Inspired by Henry David Thoreau’s Walden I would love to have a shieling to escape to!

A Swedish designer called Mats Theselius has collaborated with a company called Arvesund to design a shieling style cabin just big enough for one or two people. It is equipped for all seasons and can be located practically anywhere. You can place it in the mountains, in the woods, in your own backyard an use it anywhere you want to create a room for retreat and stillness.

“Most people probably associate the term Hermit’s Cabin with religion and monks’s But this cabin is rather a way of channelling the city dweller’s lack of seclusion and proximity to nature. I wanted to show people’s longing to escape from the intensity of urban life. The Hermit’s Cabin raises the issue of the individual versus society, and of mankind’s fundamental need for solitude. It’s about our origins and our relation to nature from the perspective of the urban society. Therefore the cabin is filled with most of the things a person need rather than the religious notion of the aesthetic or the most basic. Here you can light a fire, eat, sleep, read, doze or quite simply do nothing.”

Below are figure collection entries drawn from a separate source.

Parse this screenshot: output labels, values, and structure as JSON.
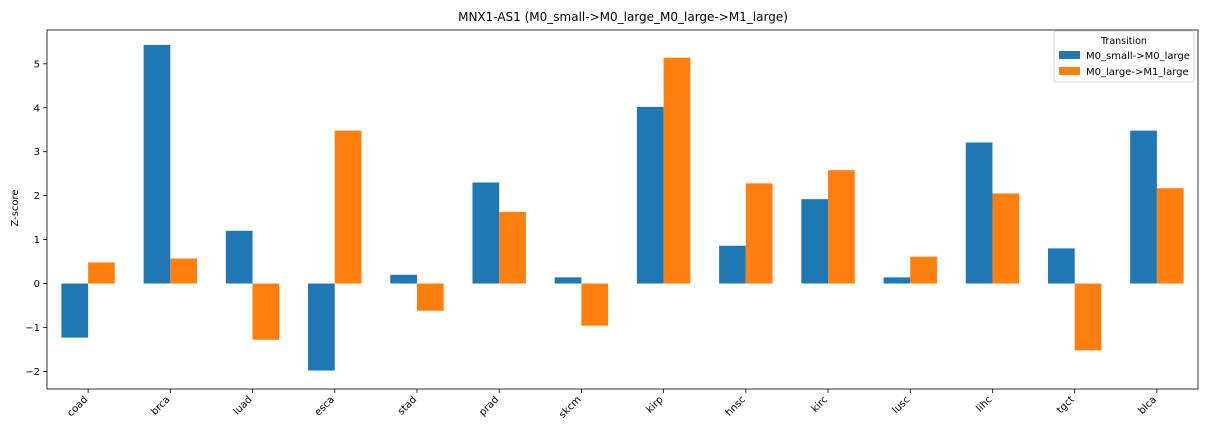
{
  "chart_data": {
    "type": "bar",
    "title": "MNX1-AS1 (M0_small->M0_large_M0_large->M1_large)",
    "xlabel": "",
    "ylabel": "Z-score",
    "categories": [
      "coad",
      "brca",
      "luad",
      "esca",
      "stad",
      "prad",
      "skcm",
      "kirp",
      "hnsc",
      "kirc",
      "lusc",
      "lihc",
      "tgct",
      "blca"
    ],
    "series": [
      {
        "name": "M0_small->M0_large",
        "color": "#1f77b4",
        "values": [
          -1.23,
          5.43,
          1.2,
          -1.98,
          0.2,
          2.3,
          0.14,
          4.02,
          0.86,
          1.92,
          0.14,
          3.21,
          0.8,
          3.48
        ]
      },
      {
        "name": "M0_large->M1_large",
        "color": "#ff7f0e",
        "values": [
          0.48,
          0.57,
          -1.28,
          3.48,
          -0.62,
          1.63,
          -0.96,
          5.14,
          2.28,
          2.58,
          0.61,
          2.05,
          -1.52,
          2.17
        ]
      }
    ],
    "ylim": [
      -2.4,
      5.77
    ],
    "yticks": [
      -2,
      -1,
      0,
      1,
      2,
      3,
      4,
      5
    ],
    "grid": false,
    "legend": {
      "title": "Transition",
      "placement": "top-right"
    }
  }
}
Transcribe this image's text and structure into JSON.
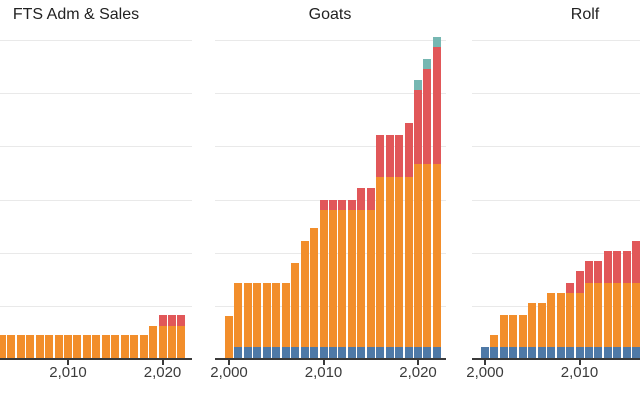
{
  "style": {
    "background": "#ffffff",
    "grid_color": "#e9e9e9",
    "axis_color": "#3a3a3a",
    "title_color": "#222222",
    "tick_label_color": "#3b3b3b",
    "series_colors": {
      "blue": "#4e79a7",
      "orange": "#f28e2b",
      "red": "#e15759",
      "teal": "#76b7b2"
    }
  },
  "chart_data": [
    {
      "type": "bar",
      "stacked": true,
      "title": "FTS Adm & Sales",
      "grid": true,
      "y_axis": "unlabeled, values in gridline intervals",
      "ylim": [
        0,
        6
      ],
      "x": [
        2003,
        2004,
        2005,
        2006,
        2007,
        2008,
        2009,
        2010,
        2011,
        2012,
        2013,
        2014,
        2015,
        2016,
        2017,
        2018,
        2019,
        2020,
        2021,
        2022
      ],
      "xticks": [
        {
          "year": 2010,
          "label": "2,010"
        },
        {
          "year": 2020,
          "label": "2,020"
        }
      ],
      "series": [
        {
          "name": "blue",
          "color": "#4e79a7",
          "values": [
            0,
            0,
            0,
            0,
            0,
            0,
            0,
            0,
            0,
            0,
            0,
            0,
            0,
            0,
            0,
            0,
            0,
            0,
            0,
            0
          ]
        },
        {
          "name": "orange",
          "color": "#f28e2b",
          "values": [
            0.43,
            0.43,
            0.43,
            0.43,
            0.43,
            0.43,
            0.43,
            0.43,
            0.43,
            0.43,
            0.43,
            0.43,
            0.43,
            0.43,
            0.43,
            0.43,
            0.6,
            0.6,
            0.6,
            0.6
          ]
        },
        {
          "name": "red",
          "color": "#e15759",
          "values": [
            0,
            0,
            0,
            0,
            0,
            0,
            0,
            0,
            0,
            0,
            0,
            0,
            0,
            0,
            0,
            0,
            0,
            0.21,
            0.21,
            0.21
          ]
        },
        {
          "name": "teal",
          "color": "#76b7b2",
          "values": [
            0,
            0,
            0,
            0,
            0,
            0,
            0,
            0,
            0,
            0,
            0,
            0,
            0,
            0,
            0,
            0,
            0,
            0,
            0,
            0
          ]
        }
      ],
      "layout": {
        "plot_x0": 0,
        "plot_x1": 192,
        "ref_year": 2010,
        "ref_x": 68,
        "title_cx": 76
      }
    },
    {
      "type": "bar",
      "stacked": true,
      "title": "Goats",
      "grid": true,
      "y_axis": "unlabeled, values in gridline intervals",
      "ylim": [
        0,
        6
      ],
      "x": [
        2000,
        2001,
        2002,
        2003,
        2004,
        2005,
        2006,
        2007,
        2008,
        2009,
        2010,
        2011,
        2012,
        2013,
        2014,
        2015,
        2016,
        2017,
        2018,
        2019,
        2020,
        2021,
        2022
      ],
      "xticks": [
        {
          "year": 2000,
          "label": "2,000"
        },
        {
          "year": 2010,
          "label": "2,010"
        },
        {
          "year": 2020,
          "label": "2,020"
        }
      ],
      "series": [
        {
          "name": "blue",
          "color": "#4e79a7",
          "values": [
            0,
            0.21,
            0.21,
            0.21,
            0.21,
            0.21,
            0.21,
            0.21,
            0.21,
            0.21,
            0.21,
            0.21,
            0.21,
            0.21,
            0.21,
            0.21,
            0.21,
            0.21,
            0.21,
            0.21,
            0.21,
            0.21,
            0.21
          ]
        },
        {
          "name": "orange",
          "color": "#f28e2b",
          "values": [
            0.79,
            1.2,
            1.2,
            1.2,
            1.2,
            1.2,
            1.2,
            1.57,
            1.98,
            2.23,
            2.57,
            2.57,
            2.57,
            2.57,
            2.57,
            2.57,
            3.18,
            3.18,
            3.18,
            3.18,
            3.42,
            3.42,
            3.42
          ]
        },
        {
          "name": "red",
          "color": "#e15759",
          "values": [
            0,
            0,
            0,
            0,
            0,
            0,
            0,
            0,
            0,
            0,
            0.19,
            0.19,
            0.19,
            0.19,
            0.41,
            0.41,
            0.8,
            0.8,
            0.8,
            1.02,
            1.4,
            1.78,
            2.2
          ]
        },
        {
          "name": "teal",
          "color": "#76b7b2",
          "values": [
            0,
            0,
            0,
            0,
            0,
            0,
            0,
            0,
            0,
            0,
            0,
            0,
            0,
            0,
            0,
            0,
            0,
            0,
            0,
            0,
            0.19,
            0.19,
            0.19
          ]
        }
      ],
      "layout": {
        "plot_x0": 215,
        "plot_x1": 446,
        "ref_year": 2010,
        "ref_x": 323.5,
        "title_cx": 330
      }
    },
    {
      "type": "bar",
      "stacked": true,
      "title": "Rolf",
      "grid": true,
      "y_axis": "unlabeled, values in gridline intervals",
      "ylim": [
        0,
        6
      ],
      "x": [
        2000,
        2001,
        2002,
        2003,
        2004,
        2005,
        2006,
        2007,
        2008,
        2009,
        2010,
        2011,
        2012,
        2013,
        2014,
        2015,
        2016
      ],
      "xticks": [
        {
          "year": 2000,
          "label": "2,000"
        },
        {
          "year": 2010,
          "label": "2,010"
        }
      ],
      "series": [
        {
          "name": "blue",
          "color": "#4e79a7",
          "values": [
            0.21,
            0.21,
            0.21,
            0.21,
            0.21,
            0.21,
            0.21,
            0.21,
            0.21,
            0.21,
            0.21,
            0.21,
            0.21,
            0.21,
            0.21,
            0.21,
            0.21
          ]
        },
        {
          "name": "orange",
          "color": "#f28e2b",
          "values": [
            0,
            0.22,
            0.6,
            0.6,
            0.6,
            0.83,
            0.83,
            1.0,
            1.0,
            1.01,
            1.01,
            1.2,
            1.2,
            1.2,
            1.2,
            1.2,
            1.2
          ]
        },
        {
          "name": "red",
          "color": "#e15759",
          "values": [
            0,
            0,
            0,
            0,
            0,
            0,
            0,
            0,
            0,
            0.19,
            0.42,
            0.41,
            0.41,
            0.59,
            0.59,
            0.59,
            0.79
          ]
        },
        {
          "name": "teal",
          "color": "#76b7b2",
          "values": [
            0,
            0,
            0,
            0,
            0,
            0,
            0,
            0,
            0,
            0,
            0,
            0,
            0,
            0,
            0,
            0,
            0
          ]
        }
      ],
      "layout": {
        "plot_x0": 472,
        "plot_x1": 640,
        "ref_year": 2010,
        "ref_x": 579.5,
        "title_cx": 585
      }
    }
  ]
}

The cabin comes in two sizes and is in its original design covered inside out with wood from old North Sweden barns. The equipment, interial design and atmosphere communicate their historical origin and what true life, which lies deep within us, is really all about. The cabin recycles not only materials but also history and emotions.

 

I wonder if architects Dualchas would be interested in producing their own version?